Beard, who created the works during his 2022 residency at ACME studios in London, examines Western representations of Thailand in order to explore his personal cultural context, particularly in the absence of his mother; the primary source of his self-described ‘Thainess’.
His work critiques the expression of authenticity, drawing from Western popular culture and colonial museum archives for source material, perceived meanings, and artistic inspiration.
Pilar Mata Dupont’s solo exhibition Las Hormigas/The Ants is a multi-media postmodern deconstruction of familial meta-narratives. Self-referential and humorously subversive, this brilliant exhibition encompasses two films, six photographs, and weekly improvised performances of an ever-evolving absurdist play, all of which centre around Mata Dupont’s family memories, and the impossibility of finding objective truth in subjective narratives.
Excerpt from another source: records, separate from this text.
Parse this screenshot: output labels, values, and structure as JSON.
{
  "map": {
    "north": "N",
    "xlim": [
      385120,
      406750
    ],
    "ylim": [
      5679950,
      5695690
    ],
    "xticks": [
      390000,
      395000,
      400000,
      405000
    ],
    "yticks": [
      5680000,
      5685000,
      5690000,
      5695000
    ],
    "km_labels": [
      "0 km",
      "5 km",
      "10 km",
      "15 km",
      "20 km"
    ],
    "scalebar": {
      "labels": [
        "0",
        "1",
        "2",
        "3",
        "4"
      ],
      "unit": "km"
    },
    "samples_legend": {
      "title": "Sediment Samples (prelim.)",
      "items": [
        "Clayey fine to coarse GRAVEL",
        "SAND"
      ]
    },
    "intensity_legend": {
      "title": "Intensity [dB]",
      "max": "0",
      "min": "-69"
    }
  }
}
A Table Read (2022) is a two-channel video installation with a running time of 58 minutes, centred around aural family histories and intergenerational trauma. Edited footage of a live performance is cut with raw rehearsal footage, and played across two screens in a disjointed fashion.
La Maruja (2021) is a series of six photographs and beautifully shot single channel video, spoken in Spanish with English subtitles. La Maruja presents the body as a container for holding trauma, and speaks to the impossibility of objective understanding.
The photographs are displayed within the PICA exhibition space, providing an example of Las Hormigas/The Ants being an exhibition of circular brilliance; folding in on itself, leaning into dislocation, repetition, and fragmentation. In the video, discordant ambience combines with voice-over narration, and perspective alternates between first person POV [point of view] interiors and rainy day landscape shots.
In one moment, the audience is embedded in the film, staring up at a ceiling. In another, they learn about the psychosomatic attack of Mata Dupont’s ant-cutting great-aunt. La Maruja contains themes of mishearing words and misremembering moments, underlining the tragedy of Mata Dupont’s great-great grandmother’s mortal mastitis – which was never mastoiditis. Low piano notes accompany imagery of a swollen breast draped over a shoulder, and the act of fingers pressing into tissue. Then, silence.
The highlight of Las Hormigas is Mata Dupont’s ever-evolving play of the same title, which will be performed live every Saturday afternoon until 17 December. This astounding improvisation began as part of Mata Dupont’s family fact-finding mission and morphed into interweaving of multiple truths, expressed by proxy through three performers/co-creators, Maree Cole, Cezera Critti-Schnaars and Daisy Sanders.
Altering from week to week, each performance of Las Hormigas (2022) is a unique journey through an unreliable narrative. An intentionally uncertain start to the performance comments on the fallibility of memory and the instability of subjectivity. Repetition and reframing replicate the loops our brains get stuck in when we suffer.
The music and lighting are subtle but atmospheric, with sharp emotional emphasis. At one point, two torches become headlights, blinding the audience whilst pulling them into a hypnotic imaginary reverie. In another scene, purple lights and a rhythmic beat accompany a song about medicinal oil on a tampon.
By embodying her great-great grandmother through a video game avatar, Mata Dupont rewrites her family history to the point she herself might cease to exist. Beginning with dis/order and ending with metamorphosis, this is an absurdist play about the impossibility of creating an objective understanding of context and history.
Political, beautiful, tragic and funny, Las Hormigas/The Ants provides a playful exploration of serious subject matter through which Mata Dupont pays homage to her family origins in an original, comedic, and self-referential critique of narrative subjectivity.
Las Hormigas/The Ants and A Puzzlement, will be on display at PICA until 8 January 2023.